DELİLLER VE GEREKÇE:
Taraflara usulune uygun davetiye tebliğ edilmiş olup, davalı şirketin kuruluşundan bu yana ticaret sicil kayıtlarını içerir Cd, ….ATM … sayılı dosyası, ….ATM … esas sayılı dosyası, ….ATM … esas sayılı dosyası dosya içerisine alınmıştır.
Dava; Mahkememizin … sayılı 08/07/2008 tarihli karar sayılı dosyasından verilen kararın yargılamanın yenilenmesi suretiyle kaldırılarak davalı şirket tarafından 25/07/2003, 20/06/2004 ve 06/03/2006 tarihli genel kurullarda alınan tüm kararların yoklukla malul olduğunun tespitine ve iptaline karar verilmesi talebidir.

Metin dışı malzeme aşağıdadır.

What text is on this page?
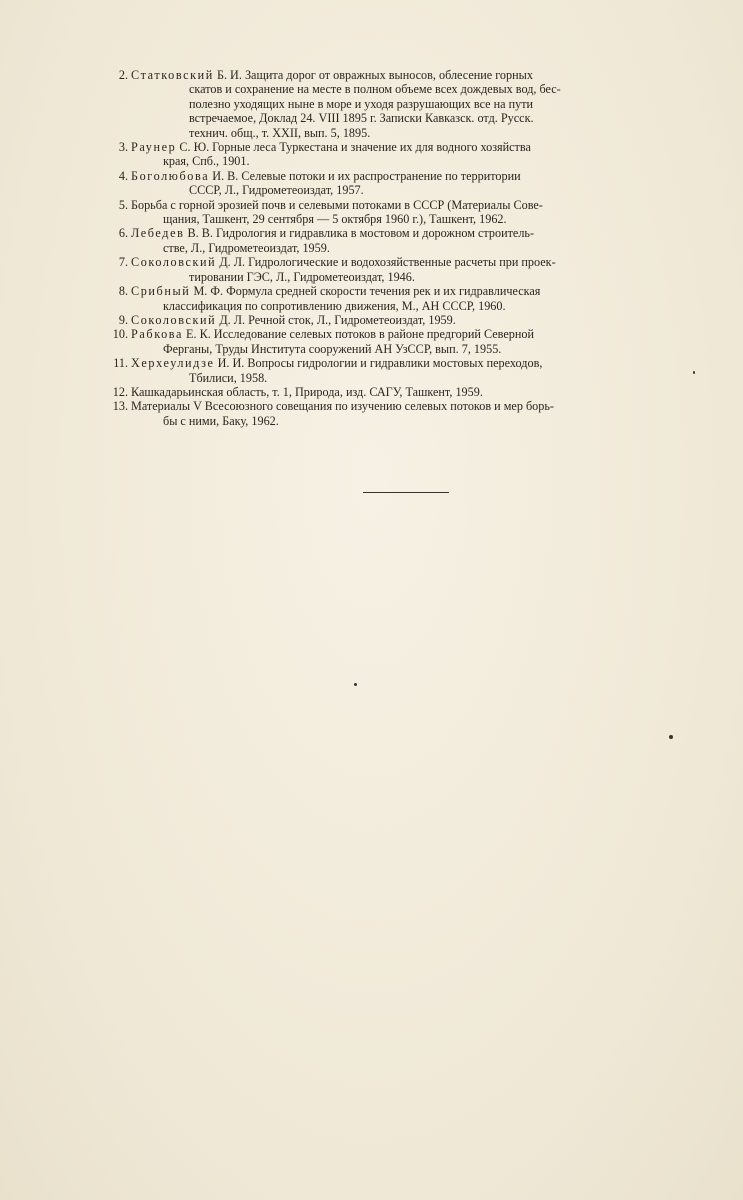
2. Статковский Б. И. Защита дорог от овражных выносов, облесение горных
скатов и сохранение на месте в полном объеме всех дождевых вод, бес-
полезно уходящих ныне в море и уходя разрушающих все на пути
встречаемое, Доклад 24. VIII 1895 г. Записки Кавказск. отд. Русск.
технич. общ., т. XXII, вып. 5, 1895.
3. Раунер С. Ю. Горные леса Туркестана и значение их для водного хозяйства
края, Спб., 1901.
4. Боголюбова И. В. Селевые потоки и их распространение по территории
СССР, Л., Гидрометеоиздат, 1957.
5. Борьба с горной эрозией почв и селевыми потоками в СССР (Материалы Сове-
щания, Ташкент, 29 сентября — 5 октября 1960 г.), Ташкент, 1962.
6. Лебедев В. В. Гидрология и гидравлика в мостовом и дорожном строитель-
стве, Л., Гидрометеоиздат, 1959.
7. Соколовский Д. Л. Гидрологические и водохозяйственные расчеты при проек-
тировании ГЭС, Л., Гидрометеоиздат, 1946.
8. Срибный М. Ф. Формула средней скорости течения рек и их гидравлическая
классификация по сопротивлению движения, М., АН СССР, 1960.
9. Соколовский Д. Л. Речной сток, Л., Гидрометеоиздат, 1959.
10. Рабкова Е. К. Исследование селевых потоков в районе предгорий Северной
Ферганы, Труды Института сооружений АН УзССР, вып. 7, 1955.
11. Херхеулидзе И. И. Вопросы гидрологии и гидравлики мостовых переходов,
Тбилиси, 1958.
12. Кашкадарьинская область, т. 1, Природа, изд. САГУ, Ташкент, 1959.
13. Материалы V Всесоюзного совещания по изучению селевых потоков и мер борь-
бы с ними, Баку, 1962.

Tarafların iddia ve savunmaları, toplanan deliller ve tüm dosya kapsamı birlikte değerlendirildiğinde; davacı tarafça mahkememiz kararının yargılamanın yenilenmesi suretiyle kaldırılması talep edilmiş ise de; HMK 375 maddesi ile (1) Aşağıdaki sebeplere dayanılarak yargılamanın iadesi talep edilebilir:
a) Mahkemenin kanuna uygun olarak teşekkül etmemiş olması.
b) Davaya bakması yasak olan yahut hakkındaki ret talebi, merciince kesin olarak kabul edilen hâkimin karar vermiş veya karara katılmış bulunması.
c) Vekil veya temsilci olmayan kimselerin huzuruyla davanın görülmüş ve karara bağlanmış olması.
ç) Yargılama sırasında, aleyhine hüküm verilen tarafın elinde olmayan nedenlerle elde edilemeyen bir belgenin, kararın verilmesinden sonra ele geçirilmiş olması.
d) Karara esas alınan senedin sahteliğine karar verilmiş veya senedin sahte olduğunun mahkeme veya resmî makam önünde ikrar edilmiş olması.
e) İfadesi karara esas alınan tanığın, karardan sonra yalan tanıklık yaptığının sabit olması.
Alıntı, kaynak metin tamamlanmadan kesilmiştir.